4 August 2004--Talk to people who live or work near an airport, and they will likely complain about the noise. Property prices in areas in the flight paths of busy airports like London's Heathrow reflect the fact that people don't like living near high-decibel noise. In recent years, civic authorities have clamped down on aircraft noise. British authorities, for example, have mandated that noise levels near Heathrow cannot increase from current levels. With more people flying every day, and more-powerful aircraft engines, this means that tomorrow's planes have to be quieter. Engineers are trying both radical airplane redesigns and innovative but less ambitious adjustments to jet engines to meet the demand.
"Noise is a prime design variable," when it comes to designing new engines and new aircraft, said Professor Edward Greitzer of the Massachusetts Institute of Technology, in Cambridge, who is an authority on engine noise. He and colleagues at MIT are collaborating with researchers Cambridge University, England, on the Silent Aircraft Initiative, an ambitious project launched last year to take a fresh look at aircraft design.
"The shape of aircraft hasn't changed in the past 40 years," said Greitzer. The goal of the project is to redesign aircraft completely to make them ultimately no louder than average background noise. What would a new aircraft look like? Greitzer says the concept design, which will be produced in two years, will probably be completely different from what we are accustomed to. In one of the geometries being considered the engines are placed on top, so that the frame of the aircraft shields the noise on takeoff.
A near-term approach is to focus on just the jet's engines, their exhaust in particular. Powerful fans and compressors suck air into the engines, causing a high-pitched whine. When the air is forced out of the engines to produce thrust, it causes turbulence as it mixes with lower-temperature, calmer air, generating a lot of noise.
"If you [want] to reduce the engine noise, you have to create a new flow structure for the exhaust," says Mohammad Samimy, a mechanical engineering professor who has been working on engine noise for more than a dozen years, first at NASA's Glenn Research Center in Cleveland, and then at Ohio State University in Columbus.

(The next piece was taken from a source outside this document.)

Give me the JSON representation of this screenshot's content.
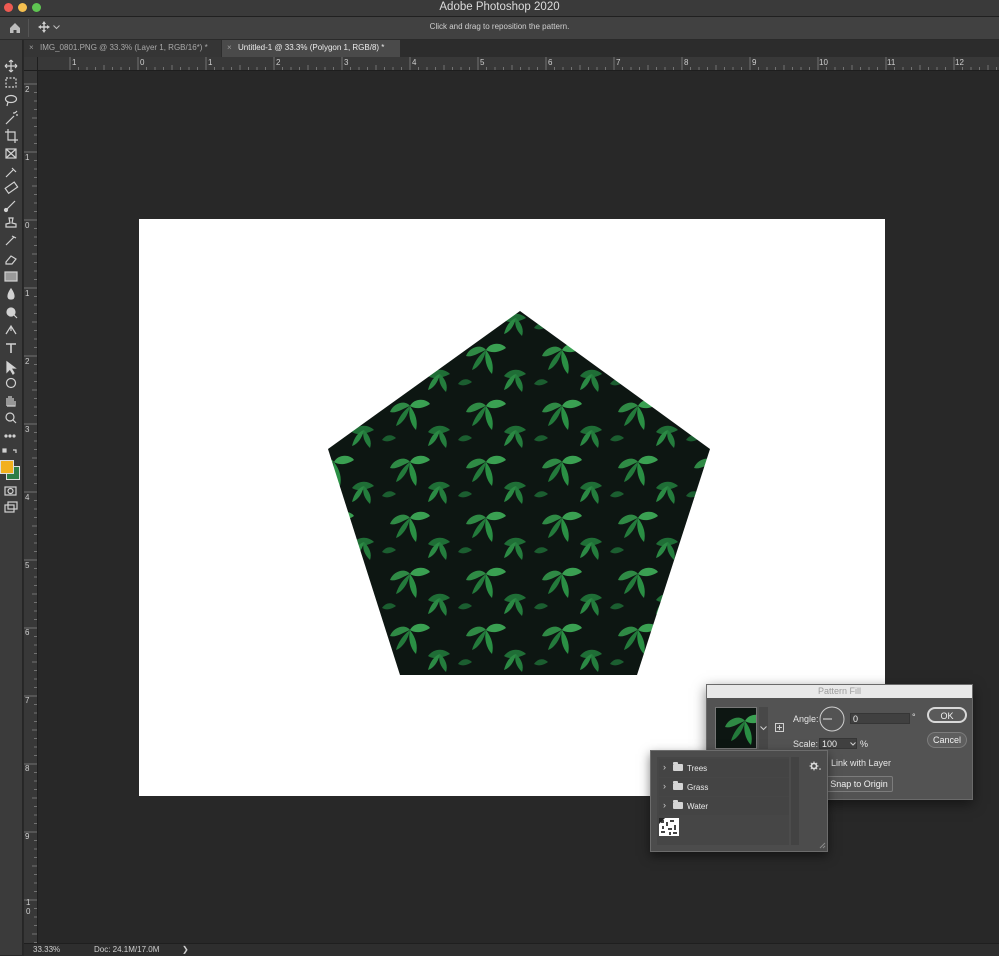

According to Samimy, NASA legend has it that about 15 years ago a NASA test engineer was pointing out features in a jet engine prototype with a screwdriver, when it accidentally strayed into the exhaust stream. The turbulence diminished and the engine noise promptly changed. Ever since, researchers have focused on altering the flow of exhaust by inserting metal tabs into the path of the exhaust. Often called chevrons, because of their inverted V shape, they cut down engine noise by 3 to 5 decibels. At takeoff, a jet engine registers at about 140 decibels at a distance of about 100 feet. (By comparison, normal conversation is about 60 decibels. Prolonged exposure to noise above 85 decibels can cause hearing loss.) The problem with chevrons, according to Samimy, is that they increase aircraft fuel consumption because of the added weight.
"You really want to use chevrons only at takeoff," he says, since that is when engine noise is most an issue. "You don't usually care about noise when the aircraft is cruising far above the ground." So once the plane is airborne, the chevrons are dead weight.
Building on an idea from Igor Adamovich, a colleague at Ohio State who is an expert on plasma science, Samimy set out to construct weightless chevrons, by making them out of ephemeral ionized gas.
He and colleagues ran an experiment where they inserted eight electrodes into an exhaust pipe in his laboratory, and sparked electricity between them when the engine was running. The sparks caused plasma--hot ionized gas--to form around the electrodes, in effect creating ridges of pressure that mimic the action of chevrons. By experimenting with the frequency of the sparks, they found that certain frequencies would greatly influence the turbulence in the exhaust plume, causing engine noise to drop significantly. Tests on actual engines are up next.
The beauty of this approach, says Samimy, is that you can turn the plasma actuators off when they are not needed. Thus, one could have the plasma actuators reducing the engine noise only during takeoff. Then once the airplane is cruising, you could turn them off, and save on power and fuel. "And this technique is not expensive," he adds.
There is another advantage to using plasma actuators: they can be adapted to local weather conditions. The turbulence produced in the aircraft exhaust depends on the temperature of the environment. Thus, if an aircraft is taking off when it is sultry outside, the exhaust turbulence will have different characteristics from when the aircraft is taking off when the temperature is below freezing.
"You can tune the plasma actuator frequency to get better performance," Samimy says, pointing out that there was no way to do this with fixed chevrons.
At MIT's Silent Aircraft Inititative, they have been following Samimy's work with interest. In fact, says a member of the initiative, Zoltan Spakovsky, MIT has hired one of Samimy's former post-doctoral researchers into the group.
"Samimy's technique is quite promising," he says, and would result in up to a 5 decibel drop in engine noise.